Donald Trump’s baseless vote fraud claim opens cracks in Republican ranks

Leading Republican figures moved to distance themselves from Donald Trump’s increasingly inflammatory attempts to cast the election as stolen, as splits emerged in the president’s inner circle over how they should handle the prospect of defeat.

With Trump’s adult children, not least his sons Donald Jr and Eric, emerging with Trump’s lawyer Rudy Guliani as some of the loudest cheerleaders for the false claim the election is being rigged, it has struggled to gain traction in the courts or among the wider Republican party thus far.

Among close allies, South Carolina senator Lindsey Graham and the House minority leader, Kevin McCarthy, continued to cleave to Trump’s frantic denials that he is on the verge of losing the White House.

Many current and former Republicans, however, are concerned that Trump’s attacks on the integrity of the election are dangerous, with a split emerging between those prepared to speak out and those staying silent.

Inside the White House itself, a different debate is reported to have emerged, between a group of those close to Trump who believe he must be prepared for defeat – even if he refuses to formally concede – and a faction of bitter-enders who believe he should continue to fight through the courts.

While some of those who have spoken out include familiar long-term Republican critics of Trump, such as Utah senator Mitt Romney, others have joined in.

Maryland governor Larry Hogan, a second-term Republican who has not ruled out a 2024 White House bid, is prominent among them, describing the president’s claims as “dangerous” and “embarrassing”.

“If there are legitimate challenges, we have a process – that’s the way it works,” Hogan told the Associated Press.

“But to just make accusations of the election being stolen and widespread fraud without providing any evidence, I thought was really bad for our democratic process and it was something I had never seen in my lifetime.”

Hogan’s comment follows that of Illinois congressman Adam Kinzinger, who tweeted that the president’s lying “is getting insane” and pleaded with his party to “stop spreading debunked misinformation”.

Others pointed to the inconsistency of Trump’s calls to stop counting in placing he was losing while continuing the count in other places including Missouri Republican senator, Roy Blunt.

“You can’t stop the count in one state and decide you want the count to continue in another state,” Blunt said. “That might be how you’d like to see the system work but that’s not how the system works.”

That includes the Bush-era Republican strategist Karl Rove, who on Wednesday morning said the mass fraud that Trump is alleging was not going to happen in the US.

“Some hanky-panky always goes on, and there are already reports of poll watchers in Philadelphia not being allowed to do their jobs,” Rove said. “But stealing hundreds of thousands of votes would require a conspiracy on the scale of a James Bond movie.
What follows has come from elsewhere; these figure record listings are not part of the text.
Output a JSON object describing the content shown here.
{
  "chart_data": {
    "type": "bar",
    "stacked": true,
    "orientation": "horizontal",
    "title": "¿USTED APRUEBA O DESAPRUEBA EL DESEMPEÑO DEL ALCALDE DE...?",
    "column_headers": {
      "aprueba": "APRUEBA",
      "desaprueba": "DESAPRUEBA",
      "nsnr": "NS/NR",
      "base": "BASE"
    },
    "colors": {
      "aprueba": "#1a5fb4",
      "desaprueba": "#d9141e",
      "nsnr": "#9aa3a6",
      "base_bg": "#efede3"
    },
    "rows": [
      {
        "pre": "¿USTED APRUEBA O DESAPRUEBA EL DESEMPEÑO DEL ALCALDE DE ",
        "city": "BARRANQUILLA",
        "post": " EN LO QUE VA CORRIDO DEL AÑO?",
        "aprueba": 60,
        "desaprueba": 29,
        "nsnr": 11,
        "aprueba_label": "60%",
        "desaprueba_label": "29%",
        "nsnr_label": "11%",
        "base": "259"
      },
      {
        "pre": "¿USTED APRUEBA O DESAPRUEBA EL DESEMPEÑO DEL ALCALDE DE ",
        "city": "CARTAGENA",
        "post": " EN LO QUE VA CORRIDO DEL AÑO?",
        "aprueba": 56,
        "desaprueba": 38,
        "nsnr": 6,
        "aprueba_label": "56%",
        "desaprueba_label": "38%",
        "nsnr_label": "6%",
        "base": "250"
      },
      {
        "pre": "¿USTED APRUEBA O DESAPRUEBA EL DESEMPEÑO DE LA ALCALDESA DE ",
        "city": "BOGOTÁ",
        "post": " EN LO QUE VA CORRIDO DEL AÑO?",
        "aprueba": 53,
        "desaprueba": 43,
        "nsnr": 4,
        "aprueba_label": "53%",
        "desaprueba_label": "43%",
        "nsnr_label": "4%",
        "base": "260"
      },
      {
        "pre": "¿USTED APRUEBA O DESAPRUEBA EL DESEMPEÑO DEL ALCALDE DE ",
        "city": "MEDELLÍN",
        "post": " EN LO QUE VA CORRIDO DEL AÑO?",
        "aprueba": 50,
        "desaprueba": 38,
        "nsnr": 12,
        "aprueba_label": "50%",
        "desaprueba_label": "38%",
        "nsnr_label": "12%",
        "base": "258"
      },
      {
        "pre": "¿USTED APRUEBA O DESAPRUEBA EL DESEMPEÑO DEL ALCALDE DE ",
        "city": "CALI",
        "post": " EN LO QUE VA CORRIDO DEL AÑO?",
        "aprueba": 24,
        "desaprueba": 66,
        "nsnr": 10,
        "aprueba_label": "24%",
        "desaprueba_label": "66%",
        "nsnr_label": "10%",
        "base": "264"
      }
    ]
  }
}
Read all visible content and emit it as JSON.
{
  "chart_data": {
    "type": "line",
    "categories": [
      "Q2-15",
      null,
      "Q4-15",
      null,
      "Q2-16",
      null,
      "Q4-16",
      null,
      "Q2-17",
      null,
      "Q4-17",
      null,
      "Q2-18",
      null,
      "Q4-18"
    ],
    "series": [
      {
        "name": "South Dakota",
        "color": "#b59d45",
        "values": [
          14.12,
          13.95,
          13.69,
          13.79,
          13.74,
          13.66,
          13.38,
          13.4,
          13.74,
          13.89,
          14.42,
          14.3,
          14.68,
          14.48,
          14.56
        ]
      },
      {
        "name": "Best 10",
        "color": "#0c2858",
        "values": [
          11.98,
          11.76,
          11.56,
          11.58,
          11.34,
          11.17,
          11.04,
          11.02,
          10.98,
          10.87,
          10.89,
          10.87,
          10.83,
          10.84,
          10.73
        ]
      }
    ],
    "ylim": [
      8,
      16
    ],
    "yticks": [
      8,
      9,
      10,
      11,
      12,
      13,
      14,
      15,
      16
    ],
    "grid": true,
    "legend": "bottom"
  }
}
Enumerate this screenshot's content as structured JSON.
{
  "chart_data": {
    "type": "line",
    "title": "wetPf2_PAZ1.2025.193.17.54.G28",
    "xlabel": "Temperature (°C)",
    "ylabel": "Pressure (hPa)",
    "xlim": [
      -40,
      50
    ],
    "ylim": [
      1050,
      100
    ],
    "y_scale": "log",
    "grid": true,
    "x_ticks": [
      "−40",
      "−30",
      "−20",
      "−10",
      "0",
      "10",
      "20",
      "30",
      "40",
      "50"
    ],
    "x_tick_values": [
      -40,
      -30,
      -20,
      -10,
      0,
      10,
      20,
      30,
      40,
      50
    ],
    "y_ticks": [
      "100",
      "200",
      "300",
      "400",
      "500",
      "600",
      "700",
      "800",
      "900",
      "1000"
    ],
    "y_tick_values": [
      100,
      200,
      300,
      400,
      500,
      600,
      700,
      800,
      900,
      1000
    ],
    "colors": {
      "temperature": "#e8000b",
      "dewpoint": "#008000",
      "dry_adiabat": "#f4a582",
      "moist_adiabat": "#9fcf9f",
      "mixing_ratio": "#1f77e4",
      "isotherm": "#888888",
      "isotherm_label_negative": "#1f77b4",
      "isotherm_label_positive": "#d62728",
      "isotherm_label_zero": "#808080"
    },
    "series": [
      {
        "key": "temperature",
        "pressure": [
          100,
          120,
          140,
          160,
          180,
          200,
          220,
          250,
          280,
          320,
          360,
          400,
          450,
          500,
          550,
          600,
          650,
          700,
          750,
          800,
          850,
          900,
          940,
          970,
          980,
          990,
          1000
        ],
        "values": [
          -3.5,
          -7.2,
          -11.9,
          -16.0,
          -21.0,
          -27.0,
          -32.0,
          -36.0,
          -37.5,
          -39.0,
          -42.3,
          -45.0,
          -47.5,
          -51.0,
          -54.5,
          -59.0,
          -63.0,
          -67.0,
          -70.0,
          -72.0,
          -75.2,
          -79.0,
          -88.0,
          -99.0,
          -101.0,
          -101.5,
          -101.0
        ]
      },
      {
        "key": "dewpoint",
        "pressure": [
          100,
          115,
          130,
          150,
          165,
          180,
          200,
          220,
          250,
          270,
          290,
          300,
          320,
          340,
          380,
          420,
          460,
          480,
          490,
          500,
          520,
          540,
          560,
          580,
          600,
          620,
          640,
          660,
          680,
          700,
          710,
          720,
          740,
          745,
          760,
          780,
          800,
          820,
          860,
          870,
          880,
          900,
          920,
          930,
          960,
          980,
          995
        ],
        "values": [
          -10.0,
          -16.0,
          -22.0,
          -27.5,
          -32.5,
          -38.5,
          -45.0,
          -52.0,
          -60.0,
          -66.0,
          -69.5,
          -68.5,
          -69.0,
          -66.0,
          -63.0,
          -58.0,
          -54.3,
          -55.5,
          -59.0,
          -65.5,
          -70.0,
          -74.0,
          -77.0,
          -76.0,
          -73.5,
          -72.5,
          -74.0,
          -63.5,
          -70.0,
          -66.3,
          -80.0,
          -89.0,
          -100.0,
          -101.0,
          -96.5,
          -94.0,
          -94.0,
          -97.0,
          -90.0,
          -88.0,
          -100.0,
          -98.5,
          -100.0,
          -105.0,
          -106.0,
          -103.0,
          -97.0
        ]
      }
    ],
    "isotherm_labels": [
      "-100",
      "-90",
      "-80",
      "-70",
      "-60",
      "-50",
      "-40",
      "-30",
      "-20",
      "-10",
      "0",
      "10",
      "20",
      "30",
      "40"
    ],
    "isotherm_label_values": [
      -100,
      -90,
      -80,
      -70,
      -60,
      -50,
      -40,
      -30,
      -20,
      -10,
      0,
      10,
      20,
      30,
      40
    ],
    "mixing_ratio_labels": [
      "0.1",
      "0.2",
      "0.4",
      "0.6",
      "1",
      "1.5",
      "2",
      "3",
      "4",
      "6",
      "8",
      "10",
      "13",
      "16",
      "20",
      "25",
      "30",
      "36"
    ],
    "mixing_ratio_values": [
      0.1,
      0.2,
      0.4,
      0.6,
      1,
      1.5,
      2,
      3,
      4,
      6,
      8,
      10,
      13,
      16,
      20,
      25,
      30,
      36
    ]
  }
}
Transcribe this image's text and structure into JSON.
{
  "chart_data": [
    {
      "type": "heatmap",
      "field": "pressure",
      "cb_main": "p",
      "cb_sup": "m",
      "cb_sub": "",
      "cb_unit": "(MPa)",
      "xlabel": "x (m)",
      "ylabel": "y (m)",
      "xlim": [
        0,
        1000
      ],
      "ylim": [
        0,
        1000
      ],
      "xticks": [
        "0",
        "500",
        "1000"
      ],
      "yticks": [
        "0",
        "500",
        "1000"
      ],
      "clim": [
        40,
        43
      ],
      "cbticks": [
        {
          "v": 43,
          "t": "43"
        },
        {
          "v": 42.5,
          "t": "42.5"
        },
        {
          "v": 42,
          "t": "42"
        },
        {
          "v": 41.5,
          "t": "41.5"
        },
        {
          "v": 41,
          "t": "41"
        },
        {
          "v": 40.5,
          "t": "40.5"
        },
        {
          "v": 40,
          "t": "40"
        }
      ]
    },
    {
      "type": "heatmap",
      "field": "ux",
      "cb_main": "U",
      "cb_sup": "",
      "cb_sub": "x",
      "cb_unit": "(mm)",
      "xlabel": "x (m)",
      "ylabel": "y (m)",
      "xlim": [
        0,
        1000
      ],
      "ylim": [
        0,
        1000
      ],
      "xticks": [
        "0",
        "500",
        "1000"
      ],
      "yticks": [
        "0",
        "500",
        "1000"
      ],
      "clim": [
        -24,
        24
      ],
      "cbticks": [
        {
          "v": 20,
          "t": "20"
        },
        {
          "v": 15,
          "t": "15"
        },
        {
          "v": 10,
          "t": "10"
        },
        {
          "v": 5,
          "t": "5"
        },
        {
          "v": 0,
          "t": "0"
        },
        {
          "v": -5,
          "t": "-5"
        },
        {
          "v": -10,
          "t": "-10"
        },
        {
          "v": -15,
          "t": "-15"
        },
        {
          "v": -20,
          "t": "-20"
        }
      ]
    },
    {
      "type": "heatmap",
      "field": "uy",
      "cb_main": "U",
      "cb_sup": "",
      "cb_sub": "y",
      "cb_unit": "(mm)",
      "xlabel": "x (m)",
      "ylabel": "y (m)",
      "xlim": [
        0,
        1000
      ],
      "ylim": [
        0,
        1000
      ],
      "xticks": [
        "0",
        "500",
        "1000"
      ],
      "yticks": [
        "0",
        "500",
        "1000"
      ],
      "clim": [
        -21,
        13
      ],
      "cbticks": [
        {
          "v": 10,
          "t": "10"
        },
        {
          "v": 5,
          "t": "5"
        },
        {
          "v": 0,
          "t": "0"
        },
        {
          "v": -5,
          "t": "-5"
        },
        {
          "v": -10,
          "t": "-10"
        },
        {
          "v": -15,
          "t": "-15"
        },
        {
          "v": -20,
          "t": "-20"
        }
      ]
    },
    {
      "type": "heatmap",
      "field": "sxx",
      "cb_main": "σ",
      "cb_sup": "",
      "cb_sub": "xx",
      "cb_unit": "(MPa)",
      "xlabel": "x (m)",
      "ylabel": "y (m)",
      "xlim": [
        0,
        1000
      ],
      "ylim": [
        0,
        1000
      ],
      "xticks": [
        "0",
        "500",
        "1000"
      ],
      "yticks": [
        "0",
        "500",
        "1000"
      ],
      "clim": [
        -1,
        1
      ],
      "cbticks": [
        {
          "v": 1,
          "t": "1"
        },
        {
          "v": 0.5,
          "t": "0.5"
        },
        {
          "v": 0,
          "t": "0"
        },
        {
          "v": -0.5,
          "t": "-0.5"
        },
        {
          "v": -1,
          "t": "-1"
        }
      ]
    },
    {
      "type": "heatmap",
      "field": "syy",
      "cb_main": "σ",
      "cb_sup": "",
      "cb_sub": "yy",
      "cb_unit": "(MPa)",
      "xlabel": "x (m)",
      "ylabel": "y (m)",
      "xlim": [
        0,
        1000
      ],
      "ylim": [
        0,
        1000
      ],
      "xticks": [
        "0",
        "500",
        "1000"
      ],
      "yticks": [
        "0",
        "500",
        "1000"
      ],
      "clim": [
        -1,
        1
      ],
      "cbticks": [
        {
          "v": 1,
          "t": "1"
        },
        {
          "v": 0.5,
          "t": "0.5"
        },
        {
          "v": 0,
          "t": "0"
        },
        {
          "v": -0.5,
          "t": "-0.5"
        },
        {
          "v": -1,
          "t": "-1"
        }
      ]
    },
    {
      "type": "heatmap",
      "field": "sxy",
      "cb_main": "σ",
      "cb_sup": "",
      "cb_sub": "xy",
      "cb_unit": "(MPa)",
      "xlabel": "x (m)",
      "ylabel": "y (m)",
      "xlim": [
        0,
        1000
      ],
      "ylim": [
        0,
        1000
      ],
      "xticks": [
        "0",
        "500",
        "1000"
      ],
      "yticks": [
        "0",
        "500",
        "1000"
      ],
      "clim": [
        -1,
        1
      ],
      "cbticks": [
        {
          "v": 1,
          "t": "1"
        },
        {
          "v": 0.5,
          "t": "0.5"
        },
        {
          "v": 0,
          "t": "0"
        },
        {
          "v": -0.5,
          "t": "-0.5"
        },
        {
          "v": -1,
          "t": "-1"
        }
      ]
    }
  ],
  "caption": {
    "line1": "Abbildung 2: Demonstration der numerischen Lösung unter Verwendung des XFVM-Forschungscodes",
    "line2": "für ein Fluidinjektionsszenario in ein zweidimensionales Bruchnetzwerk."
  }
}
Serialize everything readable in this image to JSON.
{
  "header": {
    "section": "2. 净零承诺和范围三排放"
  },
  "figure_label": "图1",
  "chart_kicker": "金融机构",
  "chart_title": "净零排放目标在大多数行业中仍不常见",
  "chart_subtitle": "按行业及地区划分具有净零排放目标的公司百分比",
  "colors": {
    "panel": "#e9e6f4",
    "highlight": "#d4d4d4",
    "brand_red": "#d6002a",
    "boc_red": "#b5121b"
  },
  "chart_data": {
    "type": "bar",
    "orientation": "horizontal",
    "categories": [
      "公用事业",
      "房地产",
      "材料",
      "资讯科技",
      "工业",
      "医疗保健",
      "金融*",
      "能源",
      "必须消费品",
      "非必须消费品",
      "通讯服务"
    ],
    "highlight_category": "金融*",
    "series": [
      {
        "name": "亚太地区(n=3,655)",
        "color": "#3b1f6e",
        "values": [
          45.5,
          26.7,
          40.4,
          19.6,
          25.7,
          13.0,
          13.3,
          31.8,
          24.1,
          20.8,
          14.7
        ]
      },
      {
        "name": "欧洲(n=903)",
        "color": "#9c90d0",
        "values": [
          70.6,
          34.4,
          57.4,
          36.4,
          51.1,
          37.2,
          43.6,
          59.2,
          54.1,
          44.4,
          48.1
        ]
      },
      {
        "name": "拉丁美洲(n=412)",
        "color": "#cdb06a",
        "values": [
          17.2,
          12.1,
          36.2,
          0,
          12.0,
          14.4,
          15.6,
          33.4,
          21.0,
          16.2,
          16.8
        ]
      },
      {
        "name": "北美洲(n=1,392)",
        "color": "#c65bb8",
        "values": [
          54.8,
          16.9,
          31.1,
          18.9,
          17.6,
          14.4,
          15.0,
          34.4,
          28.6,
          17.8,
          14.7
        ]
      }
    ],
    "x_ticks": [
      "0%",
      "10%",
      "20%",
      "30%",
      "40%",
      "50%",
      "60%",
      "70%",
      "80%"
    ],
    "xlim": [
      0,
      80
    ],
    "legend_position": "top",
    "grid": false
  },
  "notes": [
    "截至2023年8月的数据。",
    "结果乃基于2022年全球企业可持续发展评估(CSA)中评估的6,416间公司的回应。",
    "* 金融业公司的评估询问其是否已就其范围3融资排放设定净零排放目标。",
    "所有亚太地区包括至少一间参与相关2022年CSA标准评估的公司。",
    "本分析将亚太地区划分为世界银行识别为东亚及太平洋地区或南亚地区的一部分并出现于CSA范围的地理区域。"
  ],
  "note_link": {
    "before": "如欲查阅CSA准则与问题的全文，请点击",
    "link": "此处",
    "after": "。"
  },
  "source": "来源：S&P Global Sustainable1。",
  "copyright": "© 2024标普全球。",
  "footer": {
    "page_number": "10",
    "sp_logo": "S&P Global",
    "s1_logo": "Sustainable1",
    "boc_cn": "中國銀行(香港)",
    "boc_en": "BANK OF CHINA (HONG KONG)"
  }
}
That isn’t going to happen. Let’s repeat that: that isn’t going to happen.”

While Republican rebukes of the president are refreshing for many Democrats, it only comes as Trump’s re-election campaign appears doomed. Biden took the lead in Georgia hours after the Wednesday address, and the Democratic challenger is on pace to flip Pennsylvania.

As the president concluded his speech, former representative Carlos Curbelo called for “Republicans to stand up for our democracy at this hour”.

But as Republicans baselessly claim fraud publicly, at least one GOP official involved in the ballot-counting process has said behind closed doors that voter fraud was not an issue. Stuart Foster, a top state Republican official who trained ballot challengers in Michigan, told trainees just days before the election that he was “confident with our election system”.